Trust me, I’m an Earl!

The Earl of Cardigan has reportedly had to admit defeat after undertaking a legal battle with Savernake Estate Trustees, who had been fighting for approval to sell the main property located within the estate that was the former ancestral home of the Cardigan family.

An unusual case; it all began when the house was left empty and in a serious state of disrepair.

The house in question was the Grade I listed Tottenham House, which stands proudly on the 4,500 acre Savernake Estate in Wiltshire. The property was originally gifted to the Cardigan family in 1067 by William the Conqueror.

The current house was not built until the early part of the 1800s, with the original design being constructed in 1721 by Lord Burlington for his brother-in-law, Lord Bruce. The house has since changed considerably in both style and size.

Having later been the family home of the Ailesbury family, who for a period of time shared it with the US Army during the Second World War, it has more recently been used by a preparatory school and was then leased to a charity.

Unfortunately since the early 1990s, it has lain empty and has deteriorated rapidly – a sad demise for this grand house steeped in rich history.

The current Earl of Cardigan, David Brudenell-Bruce, is allegedly a known beneficiary of the Savernake Estate Trust. However the estate’s trustees, Wilson Cotton and John Moore, control the majority of the Estate Trust (51%), with the Earl and his son, Viscount Savernake, owning the remaining share.

Following a recent High Court ruling, the Earl has had to admit defeat, as the final decision granted approval to the Trustees, which allowed them to proceed with the sale, as it was deemed to be in the best interest for all parties.

During litigation, conditions were stipulated that whoever was to purchase the property were obliged to sympathetically restore it.

The case became complex with accusations, arguments and even assault, as the Earl was adamant that the property should remain in the family.

In this instance, the Trustees were appointed by the Earl of Cardigan with the intention to protect the ancestral home from ever being sold. One of the appointed trustees was also once a long-term friend of the Earl, however their relationship has since soured.

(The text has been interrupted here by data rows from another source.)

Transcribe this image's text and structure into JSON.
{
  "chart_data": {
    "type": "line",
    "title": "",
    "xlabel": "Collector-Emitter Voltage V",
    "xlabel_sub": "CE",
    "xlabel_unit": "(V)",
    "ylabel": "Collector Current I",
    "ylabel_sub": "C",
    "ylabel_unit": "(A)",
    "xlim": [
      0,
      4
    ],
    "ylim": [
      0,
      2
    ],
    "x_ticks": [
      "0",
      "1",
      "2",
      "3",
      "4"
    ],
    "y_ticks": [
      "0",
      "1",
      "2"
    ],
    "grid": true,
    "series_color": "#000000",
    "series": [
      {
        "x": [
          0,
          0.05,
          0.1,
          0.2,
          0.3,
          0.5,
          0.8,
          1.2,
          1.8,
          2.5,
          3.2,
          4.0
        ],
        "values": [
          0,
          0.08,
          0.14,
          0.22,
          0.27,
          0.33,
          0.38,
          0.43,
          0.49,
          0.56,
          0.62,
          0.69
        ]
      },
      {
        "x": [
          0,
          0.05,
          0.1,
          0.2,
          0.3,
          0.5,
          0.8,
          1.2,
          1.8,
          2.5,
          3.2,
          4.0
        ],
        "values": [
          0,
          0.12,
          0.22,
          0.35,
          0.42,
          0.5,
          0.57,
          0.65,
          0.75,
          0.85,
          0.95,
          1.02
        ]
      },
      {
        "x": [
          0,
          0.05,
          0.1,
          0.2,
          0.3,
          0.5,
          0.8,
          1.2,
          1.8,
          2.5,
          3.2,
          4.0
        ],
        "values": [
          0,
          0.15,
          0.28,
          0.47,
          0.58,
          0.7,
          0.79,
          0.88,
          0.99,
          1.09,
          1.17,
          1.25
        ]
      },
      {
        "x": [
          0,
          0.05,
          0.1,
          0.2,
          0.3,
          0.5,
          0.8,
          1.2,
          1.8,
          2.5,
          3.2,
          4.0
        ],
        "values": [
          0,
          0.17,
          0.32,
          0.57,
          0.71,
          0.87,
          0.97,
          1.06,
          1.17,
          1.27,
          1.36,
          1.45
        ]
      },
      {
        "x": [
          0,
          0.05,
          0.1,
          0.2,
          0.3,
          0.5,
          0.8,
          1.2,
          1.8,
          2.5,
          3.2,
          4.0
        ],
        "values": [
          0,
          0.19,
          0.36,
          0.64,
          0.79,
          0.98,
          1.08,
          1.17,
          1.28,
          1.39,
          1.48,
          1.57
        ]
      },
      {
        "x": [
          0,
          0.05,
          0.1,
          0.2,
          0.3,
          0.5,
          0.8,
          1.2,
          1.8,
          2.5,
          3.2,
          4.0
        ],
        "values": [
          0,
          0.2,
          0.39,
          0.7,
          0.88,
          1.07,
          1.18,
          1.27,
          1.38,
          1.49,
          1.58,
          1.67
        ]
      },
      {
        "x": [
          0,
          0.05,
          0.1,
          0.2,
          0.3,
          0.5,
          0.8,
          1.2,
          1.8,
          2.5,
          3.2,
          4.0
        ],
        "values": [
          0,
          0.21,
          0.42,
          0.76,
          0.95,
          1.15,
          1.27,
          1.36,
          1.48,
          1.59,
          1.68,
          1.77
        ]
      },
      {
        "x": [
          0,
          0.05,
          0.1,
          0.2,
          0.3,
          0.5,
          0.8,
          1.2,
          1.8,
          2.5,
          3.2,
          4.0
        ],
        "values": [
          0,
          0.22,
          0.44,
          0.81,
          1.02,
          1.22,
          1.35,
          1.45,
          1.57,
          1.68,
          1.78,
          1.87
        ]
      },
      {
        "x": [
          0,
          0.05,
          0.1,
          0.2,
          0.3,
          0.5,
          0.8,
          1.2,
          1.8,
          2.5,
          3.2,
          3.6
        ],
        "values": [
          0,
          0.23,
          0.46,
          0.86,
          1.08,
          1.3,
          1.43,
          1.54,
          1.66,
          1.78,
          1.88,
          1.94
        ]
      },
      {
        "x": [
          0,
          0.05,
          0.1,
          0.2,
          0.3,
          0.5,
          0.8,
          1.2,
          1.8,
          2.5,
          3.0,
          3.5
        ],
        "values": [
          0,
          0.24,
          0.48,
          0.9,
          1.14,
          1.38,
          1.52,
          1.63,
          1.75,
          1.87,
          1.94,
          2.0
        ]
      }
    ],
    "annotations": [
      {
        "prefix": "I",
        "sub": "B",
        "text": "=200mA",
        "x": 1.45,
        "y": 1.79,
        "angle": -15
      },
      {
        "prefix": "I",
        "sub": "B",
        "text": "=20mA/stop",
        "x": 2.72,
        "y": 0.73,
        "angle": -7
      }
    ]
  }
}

As this case demonstrates, when appointed as a trustee, it is important to understand the required duties and responsibilities. Whether in a professional capacity or as a friend, both becoming and appointing a trustee are decisions that must not be taken lightly. In terms of probate, effective co-operation between the testator, trustees and beneficiaries is paramount.

What are the potential risks involved when becoming or appointing a trustee, and what level of responsibility do they hold when problems surface?

A trustee should not be put in a position where they have to make a decision alone, that could leave them open to risk. Ultimately if the testator decides to appoint a family member or friend then they must have an element of trust established to give someone that responsibility. As a professional you are obliged take this into consideration when advising on trustees, and this must be carried out with empathy.